Special needs man with Legionnaire's disease dies in Dublin hospital

A man with an intellectual disability who was being treated for Legionnaire's disease at a Dublin hospital died at the weekend…

A man with an intellectual disability who was being treated for Legionnaire's disease at a Dublin hospital died at the weekend.

It is unclear, however, at this stage if the disease was a factor in the man's death or if he died from other causes.

A postmortem would be required to establish the exact cause of death but it was not known last night if one had been carried out.

The man was one of two people with special needs living in a long-stay unit of Stewarts Hospital in Palmerstown who were found to have contracted the disease.

READ MORE

The Irish Times reported the cases on Saturday and quoted the Health Service Executive (HSE) at the time as saying one of the infected persons had fully recovered and the second had "almost recovered".

It is the person who was said to have "almost recovered" who died on Saturday, according to an informed source.

The patients who contracted the disease had both physical and mental disabilities.

A spokeswoman for the HSE, which provides funding to the hospital to provide residential and day services for people of all ages with special needs, said public health specialists would be in contact with the hospital again today to see if "any issues" needed to be followed up.

On Friday the HSE said public health specialists, in conjunction with environmental health officers, had carried out a thorough investigation after the cases first came to their attention in July. Following their investigation the water systems in the hospital were "fully flushed and sanitised", she said.

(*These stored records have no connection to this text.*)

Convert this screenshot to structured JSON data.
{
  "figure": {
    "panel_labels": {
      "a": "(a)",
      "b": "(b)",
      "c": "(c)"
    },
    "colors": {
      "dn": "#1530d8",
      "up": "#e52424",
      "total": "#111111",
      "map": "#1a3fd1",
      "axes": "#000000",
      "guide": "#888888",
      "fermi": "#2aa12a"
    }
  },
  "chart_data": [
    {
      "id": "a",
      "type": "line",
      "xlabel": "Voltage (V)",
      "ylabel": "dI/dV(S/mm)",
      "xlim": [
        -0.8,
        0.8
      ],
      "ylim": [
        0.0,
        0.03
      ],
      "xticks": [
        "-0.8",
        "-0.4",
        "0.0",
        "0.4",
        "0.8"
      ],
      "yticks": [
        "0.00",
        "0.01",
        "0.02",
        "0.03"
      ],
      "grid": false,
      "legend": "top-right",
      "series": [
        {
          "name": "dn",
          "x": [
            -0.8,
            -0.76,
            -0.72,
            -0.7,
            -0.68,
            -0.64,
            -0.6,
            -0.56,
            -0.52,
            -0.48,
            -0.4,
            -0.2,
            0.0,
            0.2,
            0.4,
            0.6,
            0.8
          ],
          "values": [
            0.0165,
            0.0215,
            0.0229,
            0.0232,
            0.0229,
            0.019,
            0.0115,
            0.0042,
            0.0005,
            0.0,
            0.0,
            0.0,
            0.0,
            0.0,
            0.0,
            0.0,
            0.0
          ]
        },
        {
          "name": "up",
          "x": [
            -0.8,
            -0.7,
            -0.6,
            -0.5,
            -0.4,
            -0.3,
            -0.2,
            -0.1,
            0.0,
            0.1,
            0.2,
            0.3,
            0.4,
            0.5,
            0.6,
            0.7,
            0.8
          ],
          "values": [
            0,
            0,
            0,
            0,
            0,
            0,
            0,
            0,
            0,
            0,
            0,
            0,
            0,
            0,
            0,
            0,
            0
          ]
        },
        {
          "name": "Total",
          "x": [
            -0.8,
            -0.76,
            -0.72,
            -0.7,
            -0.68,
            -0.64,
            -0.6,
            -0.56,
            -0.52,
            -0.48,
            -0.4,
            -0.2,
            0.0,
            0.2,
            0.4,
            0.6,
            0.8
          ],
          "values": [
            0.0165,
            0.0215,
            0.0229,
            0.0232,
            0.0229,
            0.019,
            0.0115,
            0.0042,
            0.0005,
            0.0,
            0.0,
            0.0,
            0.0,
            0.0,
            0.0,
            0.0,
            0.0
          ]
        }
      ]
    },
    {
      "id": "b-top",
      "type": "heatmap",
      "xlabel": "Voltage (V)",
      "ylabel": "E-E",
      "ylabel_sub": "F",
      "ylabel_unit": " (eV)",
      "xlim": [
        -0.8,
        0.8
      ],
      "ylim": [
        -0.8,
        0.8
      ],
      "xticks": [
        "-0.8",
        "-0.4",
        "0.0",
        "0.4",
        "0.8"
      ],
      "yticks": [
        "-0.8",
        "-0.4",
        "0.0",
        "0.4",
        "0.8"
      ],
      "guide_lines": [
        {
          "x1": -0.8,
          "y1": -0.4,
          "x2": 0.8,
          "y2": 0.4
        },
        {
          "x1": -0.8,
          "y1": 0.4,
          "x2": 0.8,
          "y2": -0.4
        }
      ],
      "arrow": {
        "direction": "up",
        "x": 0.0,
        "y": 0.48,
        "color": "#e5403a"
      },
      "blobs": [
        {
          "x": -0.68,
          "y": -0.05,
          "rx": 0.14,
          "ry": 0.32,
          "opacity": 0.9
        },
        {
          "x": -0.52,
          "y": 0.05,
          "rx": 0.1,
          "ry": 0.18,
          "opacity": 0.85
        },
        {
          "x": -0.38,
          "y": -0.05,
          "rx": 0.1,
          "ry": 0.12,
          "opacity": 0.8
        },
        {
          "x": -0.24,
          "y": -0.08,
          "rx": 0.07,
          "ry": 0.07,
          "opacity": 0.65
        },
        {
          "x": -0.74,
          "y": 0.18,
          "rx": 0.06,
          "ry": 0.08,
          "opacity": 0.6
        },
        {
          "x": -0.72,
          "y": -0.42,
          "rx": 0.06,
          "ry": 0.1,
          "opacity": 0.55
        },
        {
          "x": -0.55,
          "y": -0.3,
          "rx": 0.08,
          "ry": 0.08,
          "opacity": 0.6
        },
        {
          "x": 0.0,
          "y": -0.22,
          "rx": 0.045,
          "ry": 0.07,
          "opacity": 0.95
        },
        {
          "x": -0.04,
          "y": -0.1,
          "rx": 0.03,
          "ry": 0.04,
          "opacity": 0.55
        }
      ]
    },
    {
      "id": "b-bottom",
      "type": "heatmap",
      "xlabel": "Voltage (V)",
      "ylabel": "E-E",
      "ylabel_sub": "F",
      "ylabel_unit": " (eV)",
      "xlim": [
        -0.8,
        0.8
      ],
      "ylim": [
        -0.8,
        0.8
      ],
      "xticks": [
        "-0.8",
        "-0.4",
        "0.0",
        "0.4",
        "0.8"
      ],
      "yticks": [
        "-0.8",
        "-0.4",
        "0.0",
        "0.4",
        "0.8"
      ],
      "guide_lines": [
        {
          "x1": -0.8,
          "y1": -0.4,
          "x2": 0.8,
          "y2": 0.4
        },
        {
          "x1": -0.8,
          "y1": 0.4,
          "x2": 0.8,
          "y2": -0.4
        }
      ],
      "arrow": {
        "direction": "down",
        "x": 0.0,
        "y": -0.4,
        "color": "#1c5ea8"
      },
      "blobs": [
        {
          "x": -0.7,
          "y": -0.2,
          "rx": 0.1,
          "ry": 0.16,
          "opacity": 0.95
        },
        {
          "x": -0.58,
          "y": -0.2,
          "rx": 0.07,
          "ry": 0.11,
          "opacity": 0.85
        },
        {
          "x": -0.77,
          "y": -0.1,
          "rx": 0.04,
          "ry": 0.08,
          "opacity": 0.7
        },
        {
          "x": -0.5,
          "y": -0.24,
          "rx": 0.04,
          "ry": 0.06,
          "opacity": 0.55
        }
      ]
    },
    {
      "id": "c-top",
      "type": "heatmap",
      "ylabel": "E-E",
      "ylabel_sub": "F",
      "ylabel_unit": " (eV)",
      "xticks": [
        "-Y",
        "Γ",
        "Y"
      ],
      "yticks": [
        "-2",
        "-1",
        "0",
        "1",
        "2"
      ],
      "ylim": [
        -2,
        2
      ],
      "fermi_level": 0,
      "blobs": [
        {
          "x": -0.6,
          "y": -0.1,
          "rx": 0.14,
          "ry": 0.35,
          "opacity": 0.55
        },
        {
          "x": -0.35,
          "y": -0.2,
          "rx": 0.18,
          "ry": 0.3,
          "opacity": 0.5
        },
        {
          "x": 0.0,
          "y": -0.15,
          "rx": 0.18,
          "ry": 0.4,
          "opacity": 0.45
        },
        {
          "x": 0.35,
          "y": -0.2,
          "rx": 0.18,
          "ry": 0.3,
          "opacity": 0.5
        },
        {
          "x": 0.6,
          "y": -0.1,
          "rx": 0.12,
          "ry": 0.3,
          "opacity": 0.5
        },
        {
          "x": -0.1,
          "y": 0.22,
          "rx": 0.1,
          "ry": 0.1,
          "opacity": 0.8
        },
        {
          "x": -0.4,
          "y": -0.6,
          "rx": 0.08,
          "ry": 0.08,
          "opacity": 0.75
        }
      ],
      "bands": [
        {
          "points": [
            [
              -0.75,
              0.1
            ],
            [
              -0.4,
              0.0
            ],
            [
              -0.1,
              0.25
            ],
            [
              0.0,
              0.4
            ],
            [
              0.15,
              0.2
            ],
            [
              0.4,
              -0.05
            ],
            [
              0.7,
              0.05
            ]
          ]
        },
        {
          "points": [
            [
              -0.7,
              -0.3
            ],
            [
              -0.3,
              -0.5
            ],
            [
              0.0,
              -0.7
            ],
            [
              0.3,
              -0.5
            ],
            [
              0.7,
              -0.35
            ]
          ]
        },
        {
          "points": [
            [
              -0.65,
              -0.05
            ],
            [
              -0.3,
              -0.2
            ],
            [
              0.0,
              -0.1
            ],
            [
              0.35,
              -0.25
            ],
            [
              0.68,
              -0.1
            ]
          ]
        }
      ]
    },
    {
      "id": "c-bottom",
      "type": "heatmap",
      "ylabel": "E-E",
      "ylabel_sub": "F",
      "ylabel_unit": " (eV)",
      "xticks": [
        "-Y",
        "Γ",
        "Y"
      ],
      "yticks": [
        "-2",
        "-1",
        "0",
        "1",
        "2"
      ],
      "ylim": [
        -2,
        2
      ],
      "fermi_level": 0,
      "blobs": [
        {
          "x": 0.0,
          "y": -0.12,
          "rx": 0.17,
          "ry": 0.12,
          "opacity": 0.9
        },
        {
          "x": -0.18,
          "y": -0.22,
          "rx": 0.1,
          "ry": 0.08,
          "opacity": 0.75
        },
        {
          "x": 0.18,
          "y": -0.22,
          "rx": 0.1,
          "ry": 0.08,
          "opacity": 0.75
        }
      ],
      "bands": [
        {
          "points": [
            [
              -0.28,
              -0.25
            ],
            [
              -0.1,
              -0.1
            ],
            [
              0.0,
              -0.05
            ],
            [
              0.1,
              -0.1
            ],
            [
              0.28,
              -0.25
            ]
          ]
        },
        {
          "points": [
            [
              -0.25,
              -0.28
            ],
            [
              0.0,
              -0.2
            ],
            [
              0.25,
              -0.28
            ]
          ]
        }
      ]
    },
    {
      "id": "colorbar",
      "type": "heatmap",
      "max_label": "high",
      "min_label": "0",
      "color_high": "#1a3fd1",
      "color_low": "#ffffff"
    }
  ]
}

Legionnaire's disease can cause a potentially fatal form of pneumonia. In 2003 an investigation found that a 61-year-old Co Waterford woman contracted the disease while a patient at Waterford Regional Hospital where the water system, particularly the hot water system, was "heavily colonised" with the Legionella bacteria.

The bacteria can grow in warm water or air-conditioning systems. People get the disease not by ingesting water, but only when they breathe in a mist or vapour (small droplets of water in the air) that has been contaminated with the bacteria.